Bisset Linda, Cossart Yvonne E, Selby Warwick, West Richard, Catterson Denise, O'hara Kate, Vickery Karen
Department of Infectious Diseases and Immunology and The Australian Centre for Hepatitis Virology, The University of Sydney, Australia.
Am J Infect Control. 2006 Jun;34(5):274-80. doi: 10.1016/j.ajic.2005.08.007.
Patient-ready endoscopes were monitored over an 80-week period to determine the efficacy of decontamination procedures in a busy endoscopy center. Decontamination failure was related to patient and procedural parameters.
Samples from patient-ready endoscopes were cultured aerobically and anaerobically and subjected to polymerase chain reaction (PCR) to detect hepatitis B virus (HBV), hepatitis C virus (HCV), and HIV. PCR to detect coliforms from 109 culture negative washes was used as a surrogate marker for biofilm in endoscopes. PCR was used to detect the presence of Helicobactor pylori in endoscopes used on infected patients. Procedural information such as biopsy retrieval, endoscope number, diagnosis, attending personnel, and decontamination system procedures was collected.
Gastroscopes (n = 1,376) and colonoscopes (n = 987) were equally contaminated (1.8% vs 1.9%, respectively) with low numbers of organisms commonly isolated from the nasopharynx and/or feces. Only 1 wash contained viral nucleic acid (HCV). There was a significant correlation (P < .001) between the number of times a patient-ready endoscope was contaminated and its frequency of use. Colonoscopes used on patients with gastrointestinal disease were significantly more likely to remain contaminated through the decontamination process (P < .05). All other patient, staff, and decontamination system parameters remained not statistically significant. Coliform DNA was detected in 40% of culture-negative washes collected from patient-ready endoscopes, suggesting the presence of biofilm.
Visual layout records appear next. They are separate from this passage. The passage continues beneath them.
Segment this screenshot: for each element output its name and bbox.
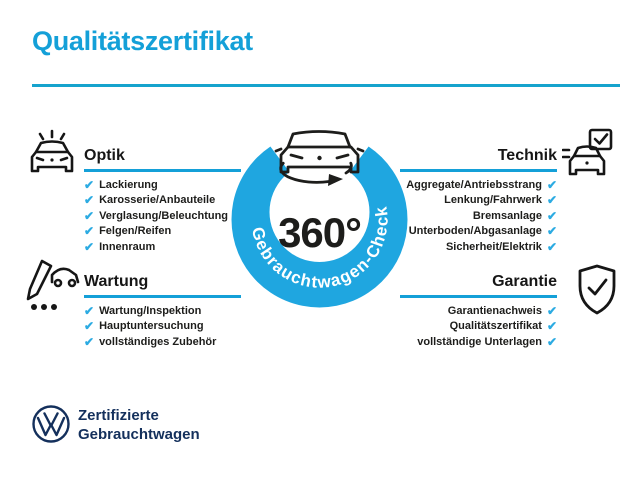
check-icon: ✔ — [546, 239, 557, 254]
check-icon: ✔ — [84, 224, 95, 239]
car-rotation-icon — [274, 130, 365, 186]
item-label: Felgen/Reifen — [99, 225, 172, 238]
item-label: Innenraum — [99, 240, 156, 253]
item-label: Qualitätszertifikat — [449, 320, 542, 333]
footer-line1: Zertifizierte — [78, 407, 159, 424]
item-label: Karosserie/Anbauteile — [99, 194, 216, 207]
item-label: vollständige Unterlagen — [417, 335, 542, 348]
section-garantie: Garantie ✔ Garantienachweis ✔ Qualitätszer… — [400, 272, 557, 350]
list-item: ✔ Bremsanlage — [400, 208, 557, 224]
list-item: ✔ Hauptuntersuchung — [84, 319, 241, 335]
item-label: vollständiges Zubehör — [99, 335, 217, 348]
check-icon: ✔ — [546, 303, 557, 318]
pencil-car-checklist-icon — [26, 258, 80, 314]
check-icon: ✔ — [84, 208, 95, 223]
title-divider — [32, 84, 620, 87]
section-optik: Optik ✔ Lackierung ✔ Karosserie/Anbauteile… — [84, 146, 241, 255]
footer-line2: Gebrauchtwagen — [78, 426, 200, 443]
shield-check-icon — [576, 264, 618, 316]
item-label: Hauptuntersuchung — [99, 320, 204, 333]
check-icon: ✔ — [84, 303, 95, 318]
car-checkbox-icon — [562, 128, 614, 184]
gebrauchtwagen-check-badge: Gebrauchtwagen-Check 360° — [225, 115, 415, 315]
item-label: Unterboden/Abgasanlage — [408, 225, 542, 238]
check-icon: ✔ — [84, 334, 95, 349]
list-item: ✔ vollständiges Zubehör — [84, 334, 241, 350]
list-item: ✔ Garantienachweis — [400, 303, 557, 319]
list-item: ✔ Unterboden/Abgasanlage — [400, 224, 557, 240]
check-icon: ✔ — [546, 208, 557, 223]
item-label: Bremsanlage — [472, 209, 542, 222]
check-icon: ✔ — [546, 224, 557, 239]
section-technik-title: Technik — [400, 146, 557, 172]
list-item: ✔ Qualitätszertifikat — [400, 319, 557, 335]
check-icon: ✔ — [84, 239, 95, 254]
section-garantie-title: Garantie — [400, 272, 557, 298]
item-label: Garantienachweis — [447, 304, 542, 317]
item-label: Aggregate/Antriebsstrang — [406, 178, 542, 191]
list-item: ✔ Lackierung — [84, 177, 241, 193]
check-icon: ✔ — [84, 319, 95, 334]
section-wartung-title: Wartung — [84, 272, 241, 298]
footer-brand-text: Zertifizierte Gebrauchtwagen — [78, 406, 200, 444]
section-optik-title: Optik — [84, 146, 241, 172]
item-label: Sicherheit/Elektrik — [445, 240, 542, 253]
section-wartung: Wartung ✔ Wartung/Inspektion ✔ Hauptunters… — [84, 272, 241, 350]
car-shine-icon — [27, 128, 77, 184]
page-title: Qualitätszertifikat — [32, 26, 253, 56]
badge-ring — [231, 131, 408, 308]
item-label: Verglasung/Beleuchtung — [99, 209, 229, 222]
list-item: ✔ Felgen/Reifen — [84, 224, 241, 240]
check-icon: ✔ — [84, 177, 95, 192]
list-item: ✔ Aggregate/Antriebsstrang — [400, 177, 557, 193]
item-label: Lenkung/Fahrwerk — [444, 194, 542, 207]
list-item: ✔ Lenkung/Fahrwerk — [400, 193, 557, 209]
list-item: ✔ Verglasung/Beleuchtung — [84, 208, 241, 224]
item-label: Lackierung — [99, 178, 158, 191]
item-label: Wartung/Inspektion — [99, 304, 202, 317]
list-item: ✔ Sicherheit/Elektrik — [400, 239, 557, 255]
badge-degree-label: 360° — [278, 209, 361, 256]
check-icon: ✔ — [546, 334, 557, 349]
check-icon: ✔ — [546, 193, 557, 208]
list-item: ✔ Wartung/Inspektion — [84, 303, 241, 319]
check-icon: ✔ — [84, 193, 95, 208]
vw-logo-icon — [31, 404, 71, 444]
list-item: ✔ Innenraum — [84, 239, 241, 255]
section-technik: Technik ✔ Aggregate/Antriebsstrang ✔ Lenku… — [400, 146, 557, 255]
check-icon: ✔ — [546, 177, 557, 192]
check-icon: ✔ — [546, 319, 557, 334]
list-item: ✔ vollständige Unterlagen — [400, 334, 557, 350]
list-item: ✔ Karosserie/Anbauteile — [84, 193, 241, 209]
No H pylori DNA was detected.
Recommended decontamination procedures do not entirely eliminate persistence of low numbers of organisms on a few endoscopes, but this is unlikely to cause serious consequences in patients. Bacterial biofilm is difficult to remove and may explain this low-level persistence.
在一个繁忙的内镜检查中心,对已准备好用于患者的内镜进行了为期80周的监测,以确定去污程序的效果。去污失败与患者和操作参数有关。
对已准备好用于患者的内镜样本进行需氧和厌氧培养,并进行聚合酶链反应(PCR)以检测乙型肝炎病毒(HBV)、丙型肝炎病毒(HCV)和人类免疫缺陷病毒(HIV)。对109次培养阴性冲洗液进行检测大肠菌群的PCR,作为内镜中生物膜的替代标志物。使用PCR检测感染患者使用的内镜中幽门螺杆菌的存在。收集活检取材、内镜编号、诊断、主治人员和去污系统程序等操作信息。
胃镜(n = 1376)和结肠镜(n = 987)的污染情况相同(分别为1.8%和1.9%),污染菌数量较少,常见于鼻咽部和/或粪便中。只有1次冲洗液含有病毒核酸(HCV)。已准备好用于患者的内镜被污染的次数与其使用频率之间存在显著相关性(P < .001)。用于胃肠道疾病患者的结肠镜在去污过程中更有可能仍被污染(P < .05)。所有其他患者、工作人员和去污系统参数在统计学上均无显著意义。在从已准备好用于患者的内镜收集的40%培养阴性冲洗液中检测到大肠菌群DNA,表明存在生物膜。未检测到幽门螺杆菌DNA。
推荐的去污程序并不能完全消除少数内镜上低数量微生物的残留,但这在患者中不太可能造成严重后果。细菌生物膜难以去除,这可能解释了这种低水平的残留情况。